So rief es mir aus dem „Weihnachtsmarkt“-Prospekt des „bild der wissenschaft“ Shops unvermutet entgegen. Als neugierige Atheistin kann man da natürlich nicht wegsehen und so entdeckte ich ein Strategiespiel mit dezent missionarischem Unterton. Der Auftrag aus einem der vorigen Jahrhunderte lautet: „Zuerst war die Kirche da – drumherum müssen Sie Ihre zusammenhängende Siedlung bauen … Und weil das recht kompliziert ist, gibt es noch den Pfarrer, der Ihnen aus so mancher Zwickmühle hilft.“ Also fast wie im richtigen Leben.
Eine kleine Recherche ergab: Hinter dem Spiel steht die Evangelische Verlagsanstalt, kurz EVA, ein konfessionelles Medienunternehmen, Gesellschafter u.a. die Evangelische Kirche in Mitteldeutschland.
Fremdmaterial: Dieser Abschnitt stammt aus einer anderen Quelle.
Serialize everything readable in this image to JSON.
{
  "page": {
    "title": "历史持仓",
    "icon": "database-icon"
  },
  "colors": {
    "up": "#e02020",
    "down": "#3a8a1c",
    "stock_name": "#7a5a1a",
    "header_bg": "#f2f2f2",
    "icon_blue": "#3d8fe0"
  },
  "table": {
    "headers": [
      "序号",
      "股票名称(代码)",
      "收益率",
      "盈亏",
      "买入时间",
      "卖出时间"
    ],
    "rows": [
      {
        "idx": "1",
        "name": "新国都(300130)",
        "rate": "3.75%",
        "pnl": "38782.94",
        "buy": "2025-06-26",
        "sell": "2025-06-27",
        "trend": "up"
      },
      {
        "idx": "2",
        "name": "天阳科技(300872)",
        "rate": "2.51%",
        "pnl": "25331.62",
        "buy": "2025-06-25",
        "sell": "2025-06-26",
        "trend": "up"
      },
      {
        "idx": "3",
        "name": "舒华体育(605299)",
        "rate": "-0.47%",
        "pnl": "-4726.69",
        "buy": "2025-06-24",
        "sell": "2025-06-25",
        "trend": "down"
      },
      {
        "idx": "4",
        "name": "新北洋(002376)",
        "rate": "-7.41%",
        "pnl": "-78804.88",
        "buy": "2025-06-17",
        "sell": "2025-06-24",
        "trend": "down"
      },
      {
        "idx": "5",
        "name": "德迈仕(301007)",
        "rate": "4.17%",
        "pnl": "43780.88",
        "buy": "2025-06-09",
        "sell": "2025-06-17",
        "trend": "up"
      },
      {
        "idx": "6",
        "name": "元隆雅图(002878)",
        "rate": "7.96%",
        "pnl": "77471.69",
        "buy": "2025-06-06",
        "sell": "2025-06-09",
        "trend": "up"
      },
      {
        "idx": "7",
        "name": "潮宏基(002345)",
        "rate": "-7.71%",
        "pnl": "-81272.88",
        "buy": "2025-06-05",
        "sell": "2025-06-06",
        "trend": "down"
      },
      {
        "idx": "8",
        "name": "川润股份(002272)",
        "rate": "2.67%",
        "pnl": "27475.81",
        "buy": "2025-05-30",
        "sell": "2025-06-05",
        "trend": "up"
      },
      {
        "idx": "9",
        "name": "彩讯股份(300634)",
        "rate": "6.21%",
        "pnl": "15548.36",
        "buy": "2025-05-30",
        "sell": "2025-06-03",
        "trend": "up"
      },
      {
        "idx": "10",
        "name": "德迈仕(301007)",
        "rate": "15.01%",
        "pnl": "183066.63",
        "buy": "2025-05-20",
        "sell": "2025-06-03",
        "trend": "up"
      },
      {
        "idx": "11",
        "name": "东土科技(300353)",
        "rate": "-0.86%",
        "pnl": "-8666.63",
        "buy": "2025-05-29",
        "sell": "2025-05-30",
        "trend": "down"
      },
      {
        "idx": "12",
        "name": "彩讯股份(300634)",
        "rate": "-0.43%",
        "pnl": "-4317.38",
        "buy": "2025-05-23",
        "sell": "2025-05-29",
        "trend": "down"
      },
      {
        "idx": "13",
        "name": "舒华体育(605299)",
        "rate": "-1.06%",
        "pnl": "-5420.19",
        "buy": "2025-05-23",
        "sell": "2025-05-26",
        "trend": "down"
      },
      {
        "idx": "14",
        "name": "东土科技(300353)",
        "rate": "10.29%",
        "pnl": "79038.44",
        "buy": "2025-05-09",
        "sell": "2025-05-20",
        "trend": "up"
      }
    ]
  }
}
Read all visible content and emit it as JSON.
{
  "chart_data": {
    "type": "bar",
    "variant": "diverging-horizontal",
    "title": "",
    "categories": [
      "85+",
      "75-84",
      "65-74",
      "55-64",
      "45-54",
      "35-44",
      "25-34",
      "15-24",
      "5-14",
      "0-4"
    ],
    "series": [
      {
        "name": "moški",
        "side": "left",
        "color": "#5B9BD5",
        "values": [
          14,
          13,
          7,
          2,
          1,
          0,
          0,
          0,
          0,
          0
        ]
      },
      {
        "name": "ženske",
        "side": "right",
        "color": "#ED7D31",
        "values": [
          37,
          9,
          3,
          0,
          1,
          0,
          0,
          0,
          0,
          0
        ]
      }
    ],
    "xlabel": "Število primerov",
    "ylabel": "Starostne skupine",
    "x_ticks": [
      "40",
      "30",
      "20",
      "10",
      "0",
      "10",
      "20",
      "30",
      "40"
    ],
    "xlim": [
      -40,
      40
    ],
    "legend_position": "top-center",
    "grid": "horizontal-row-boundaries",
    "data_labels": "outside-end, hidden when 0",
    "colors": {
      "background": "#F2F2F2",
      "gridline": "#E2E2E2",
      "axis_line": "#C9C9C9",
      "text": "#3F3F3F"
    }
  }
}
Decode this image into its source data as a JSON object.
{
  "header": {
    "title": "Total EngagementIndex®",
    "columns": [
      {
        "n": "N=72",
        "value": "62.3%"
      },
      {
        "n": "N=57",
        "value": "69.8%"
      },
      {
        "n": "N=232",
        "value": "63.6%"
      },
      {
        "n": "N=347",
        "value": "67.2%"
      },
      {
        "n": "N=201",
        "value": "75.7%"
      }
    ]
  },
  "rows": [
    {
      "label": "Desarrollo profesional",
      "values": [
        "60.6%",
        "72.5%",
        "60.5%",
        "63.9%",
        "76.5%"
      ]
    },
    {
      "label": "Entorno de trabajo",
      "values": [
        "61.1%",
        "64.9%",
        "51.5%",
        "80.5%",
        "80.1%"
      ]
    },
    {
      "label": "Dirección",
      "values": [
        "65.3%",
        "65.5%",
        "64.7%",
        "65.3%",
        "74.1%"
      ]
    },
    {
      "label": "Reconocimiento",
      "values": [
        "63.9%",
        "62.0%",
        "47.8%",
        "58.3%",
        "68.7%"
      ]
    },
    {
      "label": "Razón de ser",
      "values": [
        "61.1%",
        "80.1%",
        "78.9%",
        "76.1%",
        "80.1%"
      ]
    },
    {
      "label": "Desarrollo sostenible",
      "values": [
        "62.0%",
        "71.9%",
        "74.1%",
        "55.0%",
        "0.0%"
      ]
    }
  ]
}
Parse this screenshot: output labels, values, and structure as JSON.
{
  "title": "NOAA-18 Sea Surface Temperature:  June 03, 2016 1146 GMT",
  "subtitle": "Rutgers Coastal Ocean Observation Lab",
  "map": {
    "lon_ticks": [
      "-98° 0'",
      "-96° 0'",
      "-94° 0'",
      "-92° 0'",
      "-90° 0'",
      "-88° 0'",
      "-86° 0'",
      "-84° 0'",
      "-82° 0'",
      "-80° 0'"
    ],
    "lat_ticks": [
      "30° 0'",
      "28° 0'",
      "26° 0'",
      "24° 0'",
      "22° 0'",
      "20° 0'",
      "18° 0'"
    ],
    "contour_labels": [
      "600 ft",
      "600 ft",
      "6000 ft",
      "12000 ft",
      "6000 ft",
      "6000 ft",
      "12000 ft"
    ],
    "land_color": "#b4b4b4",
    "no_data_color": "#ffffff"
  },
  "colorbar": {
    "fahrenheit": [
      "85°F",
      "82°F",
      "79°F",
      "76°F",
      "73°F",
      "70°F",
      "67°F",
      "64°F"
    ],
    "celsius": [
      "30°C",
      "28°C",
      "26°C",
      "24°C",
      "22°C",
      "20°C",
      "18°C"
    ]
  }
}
Zu EVA gehört auch der chrismon Shop, über den das Spiel lange Zeit ausschließlich zu kaufen war. Um Missverständnisse auszuschließen: Das Spiel ist so einfach wie pfiffig und sehr schön aus Holz gearbeitet.
Was befremdet, ist der antiquierte Gedanke dahinter, nämlich dass die Kirche immer noch der Mittelpunkt des Dorfes ist. Eine Sichtweise, die sich im Übrigen mit der des Hessischen Rundfunks deckt. In der hr-Serie „Das Dolle Dorf“ werden wo immer möglich die Aktivitäten des jeweiligen Pfarrers oder der jeweiligen Pfarrerin ausführlich dargestellt. In der Moderaton hieß es sogar, in dem Dorf, über das berichtet wurde, gäbe es glücklicherweise noch eine Kirche. Unser Nachfrage, warum „glücklicherweise“, wurde bislang nicht beantwortet, aber das nur am Rande.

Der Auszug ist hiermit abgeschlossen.